Objective Diets rich in fermentable fibres provide an array of health benefits; however, many patients with IBD report poor tolerance to fermentable fibre-rich foods. Intervention studies with dietary fibres in murine models of colonic inflammation have yielded conflicting results on whether fibres ameliorate or exacerbate IBD. Herein, we examined how replacing the insoluble fibre, cellulose, with the fermentable fibres, inulin or pectin, impacted murine colitis resulting from immune dysregulation via inhibition of interleukin (IL)-10 signalling and/or innate immune deficiency (Tlr5KO).

Design Mice were fed with diet containing either cellulose, inulin or pectin and subjected to weekly injections of an IL-10 receptor (αIL-10R) neutralising antibody. Colitis development was examined by serological, biochemical, histological and immunological parameters.

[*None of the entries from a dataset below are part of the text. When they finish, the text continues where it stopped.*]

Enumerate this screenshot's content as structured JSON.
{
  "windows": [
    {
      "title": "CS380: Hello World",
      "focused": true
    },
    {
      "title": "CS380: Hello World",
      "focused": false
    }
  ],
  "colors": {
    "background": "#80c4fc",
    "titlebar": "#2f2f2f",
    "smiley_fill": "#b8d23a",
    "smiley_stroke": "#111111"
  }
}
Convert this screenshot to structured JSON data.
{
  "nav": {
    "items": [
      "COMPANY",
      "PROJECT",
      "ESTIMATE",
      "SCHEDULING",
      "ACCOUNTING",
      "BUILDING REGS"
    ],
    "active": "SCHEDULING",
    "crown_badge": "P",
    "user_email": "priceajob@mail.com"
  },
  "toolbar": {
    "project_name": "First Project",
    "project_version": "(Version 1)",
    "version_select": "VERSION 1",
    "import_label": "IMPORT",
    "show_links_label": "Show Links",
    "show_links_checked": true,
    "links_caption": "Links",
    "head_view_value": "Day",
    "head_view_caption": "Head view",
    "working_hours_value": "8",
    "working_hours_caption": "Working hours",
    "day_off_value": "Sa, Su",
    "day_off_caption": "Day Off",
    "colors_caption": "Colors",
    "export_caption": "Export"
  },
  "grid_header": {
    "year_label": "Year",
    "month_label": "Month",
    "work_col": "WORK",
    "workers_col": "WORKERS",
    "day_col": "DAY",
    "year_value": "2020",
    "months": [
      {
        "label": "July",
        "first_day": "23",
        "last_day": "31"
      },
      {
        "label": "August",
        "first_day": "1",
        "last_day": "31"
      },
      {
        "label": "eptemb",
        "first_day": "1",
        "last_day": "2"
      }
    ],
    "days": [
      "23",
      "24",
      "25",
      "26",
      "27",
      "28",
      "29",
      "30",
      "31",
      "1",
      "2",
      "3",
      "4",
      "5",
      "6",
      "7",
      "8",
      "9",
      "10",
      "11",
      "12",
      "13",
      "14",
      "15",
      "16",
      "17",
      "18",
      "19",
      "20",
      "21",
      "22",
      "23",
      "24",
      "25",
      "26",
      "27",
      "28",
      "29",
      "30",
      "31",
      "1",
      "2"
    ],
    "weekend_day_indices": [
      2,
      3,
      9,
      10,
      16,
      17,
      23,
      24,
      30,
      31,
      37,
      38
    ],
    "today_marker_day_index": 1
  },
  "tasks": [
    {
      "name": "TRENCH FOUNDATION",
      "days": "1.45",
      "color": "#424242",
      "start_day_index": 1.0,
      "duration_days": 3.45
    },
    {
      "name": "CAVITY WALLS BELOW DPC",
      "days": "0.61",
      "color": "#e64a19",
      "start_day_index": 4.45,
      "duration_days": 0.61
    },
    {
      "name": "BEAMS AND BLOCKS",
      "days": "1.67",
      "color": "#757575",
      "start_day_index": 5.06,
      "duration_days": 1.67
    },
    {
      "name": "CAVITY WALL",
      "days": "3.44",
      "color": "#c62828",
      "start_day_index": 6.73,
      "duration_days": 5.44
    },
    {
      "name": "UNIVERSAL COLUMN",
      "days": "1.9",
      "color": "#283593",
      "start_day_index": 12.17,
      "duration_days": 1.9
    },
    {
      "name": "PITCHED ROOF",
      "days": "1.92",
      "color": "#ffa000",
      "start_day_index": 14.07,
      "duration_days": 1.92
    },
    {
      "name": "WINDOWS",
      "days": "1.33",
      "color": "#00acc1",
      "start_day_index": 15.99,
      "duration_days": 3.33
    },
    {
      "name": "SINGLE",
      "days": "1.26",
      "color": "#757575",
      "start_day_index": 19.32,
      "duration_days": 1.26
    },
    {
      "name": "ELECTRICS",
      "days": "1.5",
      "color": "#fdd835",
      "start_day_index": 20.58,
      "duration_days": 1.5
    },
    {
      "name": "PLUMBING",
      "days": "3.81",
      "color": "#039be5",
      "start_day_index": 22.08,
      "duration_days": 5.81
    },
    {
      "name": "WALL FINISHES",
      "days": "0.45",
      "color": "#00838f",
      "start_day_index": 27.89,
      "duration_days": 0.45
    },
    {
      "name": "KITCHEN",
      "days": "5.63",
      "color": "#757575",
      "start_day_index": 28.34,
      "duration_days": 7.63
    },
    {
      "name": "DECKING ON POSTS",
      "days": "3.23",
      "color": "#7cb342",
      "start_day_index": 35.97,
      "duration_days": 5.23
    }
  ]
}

Results Inulin potentiated the severity of αIL10R-induced colitis, while pectin ameliorated the disease. Such exacerbation of colitis following inulin feeding was associated with enrichment of butyrate-producing bacteria and elevated levels of caecal butyrate. Blockade of butyrate production by either metronidazole or hops β-acids ameliorated colitis severity in inulin-fed mice, whereas augmenting caecal butyrate via tributyrin increased colitis severity in cellulose containing diet-fed mice. Elevated butyrate levels were associated with increased IL-1β activity, while inhibition of the NOD-like receptor protein 3 by genetic, pharmacologic or dietary means markedly reduced colitis.

Conclusion These results not only support the notion that fermentable fibres have the potential to ameliorate colitis but also caution that, in some contexts, prebiotic fibres can lead to gut dysbiosis and surfeit colonic butyrate that might exacerbate IBD.